McMahon addresses his new role as father most directly on “Cecilia and the Satellite”. The song reassures his daughter “I’ll keep you safe, I’ll keep you dry/Don’t be afraid, Cecelia, I’m the satellite/And you’re the sky.” The “Day In A Life” version of the music video shows McMahon, his wife Kelly, and their daughter Cecilia spending time together on the road and then going to one of his shows. The video displays the powerful love and connection the family has with each other and brings to life the sentiments of the song.

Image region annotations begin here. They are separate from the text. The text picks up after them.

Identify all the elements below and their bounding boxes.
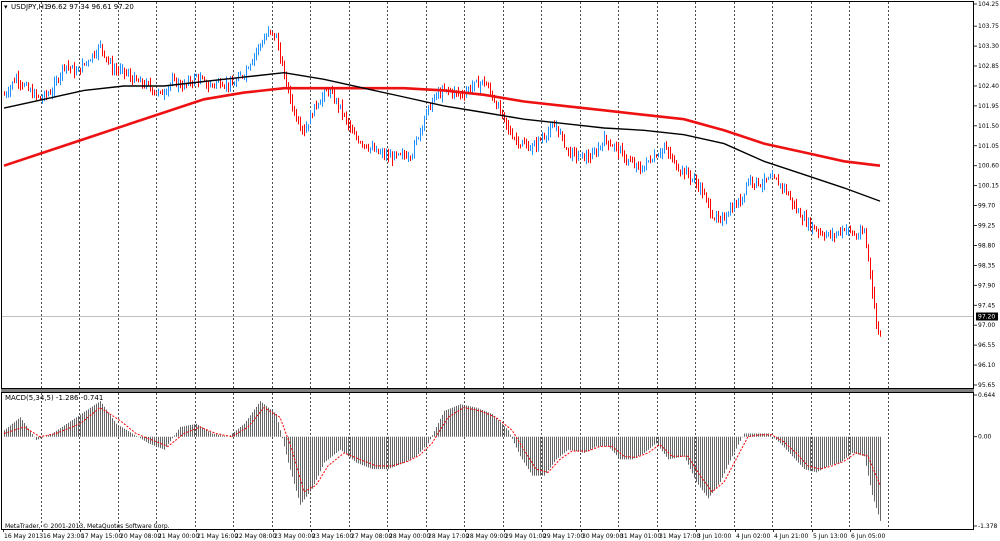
- time-tick-label: 30 May 09:00: [582, 533, 623, 540]
- time-tick-label: 31 May 01:00: [620, 533, 661, 540]
- macd-tick-label: 0.00: [978, 434, 992, 441]
- price-tick-label: 97.90: [978, 282, 995, 289]
- time-tick-label: 29 May 17:00: [543, 533, 584, 540]
- macd-axis: 0.644 0.00 -1.378: [974, 392, 998, 530]
- moving-average-fast: [3, 71, 881, 202]
- symbol-label: USDJPY,H1: [11, 3, 48, 11]
- time-tick-label: 21 May 00:00: [158, 533, 199, 540]
- time-tick-label: 5 Jun 13:00: [813, 533, 847, 540]
- price-tick-label: 101.95: [978, 103, 999, 110]
- time-tick-label: 28 May 00:00: [389, 533, 430, 540]
- price-tick-label: 97.45: [978, 302, 995, 309]
- moving-average-slow: [3, 86, 881, 167]
- price-tick-label: 101.05: [978, 143, 999, 150]
- price-axis: 104.25 103.75 103.30 102.85 102.40 101.95 101.…: [974, 1, 999, 389]
- time-tick-label: 20 May 08:00: [120, 533, 161, 540]
- time-tick-label: 4 Jun 21:00: [774, 533, 808, 540]
- macd-tick-label: 0.644: [978, 392, 995, 399]
- price-tick-label: 100.60: [978, 163, 999, 170]
- time-tick-label: 17 May 15:00: [81, 533, 122, 540]
- time-tick-label: 23 May 00:00: [274, 533, 315, 540]
- macd-panel: [1, 392, 974, 530]
- time-tick-label: 4 Jun 02:00: [736, 533, 770, 540]
- time-tick-label: 27 May 08:00: [351, 533, 392, 540]
- price-tick-label: 102.40: [978, 83, 999, 90]
- price-tick-label: 96.55: [978, 342, 995, 349]
- price-tick-label: 103.75: [978, 23, 999, 30]
- price-tick-label: 99.70: [978, 203, 995, 210]
- ohlc-text: 96.62 97.34 96.61 97.20: [47, 3, 134, 11]
- time-tick-label: 16 May 2013: [4, 533, 43, 540]
- price-tick-label: 98.35: [978, 262, 995, 269]
- price-tick-label: 104.25: [978, 1, 999, 8]
- price-series: [4, 26, 881, 337]
- current-price-label: 97.20: [978, 314, 995, 321]
- time-tick-label: 16 May 23:00: [43, 533, 84, 540]
- time-tick-label: 3 Jun 10:00: [697, 533, 731, 540]
- price-panel: [1, 1, 974, 389]
- macd-tick-label: -1.378: [978, 523, 998, 530]
- time-tick-label: 21 May 16:00: [197, 533, 238, 540]
- macd-indicator-label: MACD(5,34,5) -1.286 -0.741: [5, 394, 103, 402]
- price-tick-label: 100.15: [978, 183, 999, 190]
- price-tick-label: 103.30: [978, 43, 999, 50]
- price-tick-label: 98.80: [978, 242, 995, 249]
- time-tick-label: 6 Jun 05:00: [851, 533, 885, 540]
- time-tick-label: 29 May 01:00: [505, 533, 546, 540]
- price-tick-label: 95.65: [978, 382, 995, 389]
- macd-histogram: [4, 401, 881, 521]
- price-tick-label: 102.85: [978, 63, 999, 70]
- price-tick-label: 96.10: [978, 362, 995, 369]
- panel-separator[interactable]: [1, 389, 974, 392]
- copyright-text: MetaTrader, © 2001-2013, MetaQuotes Soft…: [5, 523, 170, 530]
- chart-menu-arrow[interactable]: ▾: [4, 3, 8, 11]
- price-tick-label: 101.50: [978, 123, 999, 130]
- grid-lines: [41, 2, 889, 529]
- current-price-tag: 97.20: [976, 312, 998, 321]
- time-tick-label: 28 May 09:00: [466, 533, 507, 540]
- time-tick-label: 31 May 17:00: [659, 533, 700, 540]
- time-tick-label: 23 May 16:00: [312, 533, 353, 540]
- time-tick-label: 22 May 08:00: [235, 533, 276, 540]
- price-tick-label: 97.00: [978, 322, 995, 329]
- price-tick-label: 99.25: [978, 223, 995, 230]
- time-tick-label: 28 May 17:00: [428, 533, 469, 540]
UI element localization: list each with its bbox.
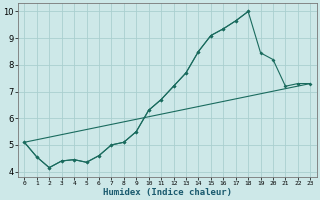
X-axis label: Humidex (Indice chaleur): Humidex (Indice chaleur) (103, 188, 232, 197)
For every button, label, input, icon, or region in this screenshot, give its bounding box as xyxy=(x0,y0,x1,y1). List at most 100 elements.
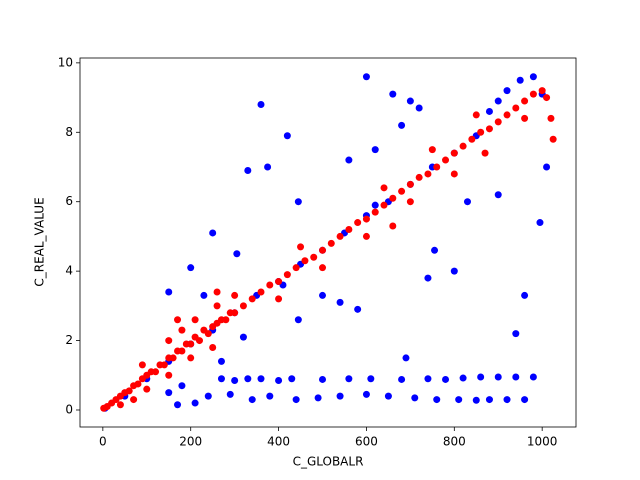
point xyxy=(345,156,353,164)
point xyxy=(319,264,327,272)
point xyxy=(431,246,439,254)
point xyxy=(411,394,419,402)
point xyxy=(283,271,291,279)
point xyxy=(371,208,379,216)
point xyxy=(222,316,230,324)
point xyxy=(450,149,458,157)
point xyxy=(152,368,160,376)
point xyxy=(472,396,480,404)
point xyxy=(213,302,221,310)
point xyxy=(463,198,471,206)
point xyxy=(494,191,502,199)
point xyxy=(231,376,239,384)
point xyxy=(354,219,362,227)
point xyxy=(529,90,537,98)
point xyxy=(116,401,124,409)
point xyxy=(231,309,239,317)
point xyxy=(248,295,256,303)
point xyxy=(204,330,212,338)
point xyxy=(301,257,309,265)
point xyxy=(433,163,441,171)
x-tick-label: 800 xyxy=(443,435,466,449)
point xyxy=(459,142,467,150)
point xyxy=(294,198,302,206)
point xyxy=(231,291,239,299)
point xyxy=(521,396,529,404)
point xyxy=(503,87,511,95)
point xyxy=(191,399,199,407)
point xyxy=(138,361,146,369)
x-tick-label: 600 xyxy=(355,435,378,449)
point xyxy=(450,170,458,178)
point xyxy=(472,111,480,119)
x-axis-label: C_GLOBALR xyxy=(293,455,364,469)
point xyxy=(547,114,555,122)
point xyxy=(485,396,493,404)
point xyxy=(529,373,537,381)
point xyxy=(226,390,234,398)
point xyxy=(415,173,423,181)
point xyxy=(143,385,151,393)
point xyxy=(477,373,485,381)
y-tick-label: 6 xyxy=(65,194,73,208)
point xyxy=(283,132,291,140)
point xyxy=(178,382,186,390)
point xyxy=(130,396,138,404)
point xyxy=(494,373,502,381)
point xyxy=(424,375,432,383)
point xyxy=(389,222,397,230)
point xyxy=(213,288,221,296)
point xyxy=(288,375,296,383)
y-tick-label: 0 xyxy=(65,402,73,416)
point xyxy=(248,396,256,404)
point xyxy=(244,375,252,383)
point xyxy=(450,267,458,275)
point xyxy=(239,333,247,341)
point xyxy=(389,90,397,98)
point xyxy=(134,380,142,388)
point xyxy=(371,146,379,154)
point xyxy=(310,253,318,261)
point xyxy=(319,291,327,299)
point xyxy=(543,163,551,171)
point xyxy=(187,340,195,348)
point xyxy=(481,149,489,157)
point xyxy=(485,107,493,115)
point xyxy=(257,375,265,383)
point xyxy=(275,278,283,286)
point xyxy=(503,396,511,404)
point xyxy=(455,396,463,404)
point xyxy=(442,375,450,383)
point xyxy=(187,264,195,272)
point xyxy=(536,219,544,227)
point xyxy=(428,146,436,154)
point xyxy=(543,94,551,102)
point xyxy=(160,361,168,369)
x-tick-label: 200 xyxy=(179,435,202,449)
point xyxy=(319,375,327,383)
point xyxy=(314,394,322,402)
point xyxy=(362,390,370,398)
point xyxy=(345,375,353,383)
point xyxy=(345,225,353,233)
point xyxy=(354,305,362,313)
point xyxy=(275,376,283,384)
point xyxy=(402,354,410,362)
x-tick-label: 400 xyxy=(267,435,290,449)
point xyxy=(398,121,406,129)
point xyxy=(433,396,441,404)
point xyxy=(538,87,546,95)
point xyxy=(512,330,520,338)
point xyxy=(297,243,305,251)
point xyxy=(275,295,283,303)
point xyxy=(362,232,370,240)
point xyxy=(494,118,502,126)
y-axis-label: C_REAL_VALUE xyxy=(33,197,47,286)
point xyxy=(165,389,173,397)
point xyxy=(178,347,186,355)
point xyxy=(233,250,241,258)
point xyxy=(380,184,388,192)
x-tick-label: 0 xyxy=(99,435,107,449)
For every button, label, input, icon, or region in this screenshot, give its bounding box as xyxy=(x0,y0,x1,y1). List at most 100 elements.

“There’s so much spiritual and physical energy that it takes to make a record. I just dug in really deep and got into my corner and said, ‘I’ve gotta make a great record for me.’ I had to make all these collaborations I was stepping into about making a great record for myself. I think, like anything, you can’t take for granted what you have and you also can’t get too set in your ways. You gotta just keep moving and keep your eye on the future. I’ve been really blessed, there’s no question about it. I’ve been very lucky to be supported by a lot of great people who believe in my career and believe that it deserves to keep moving forward.”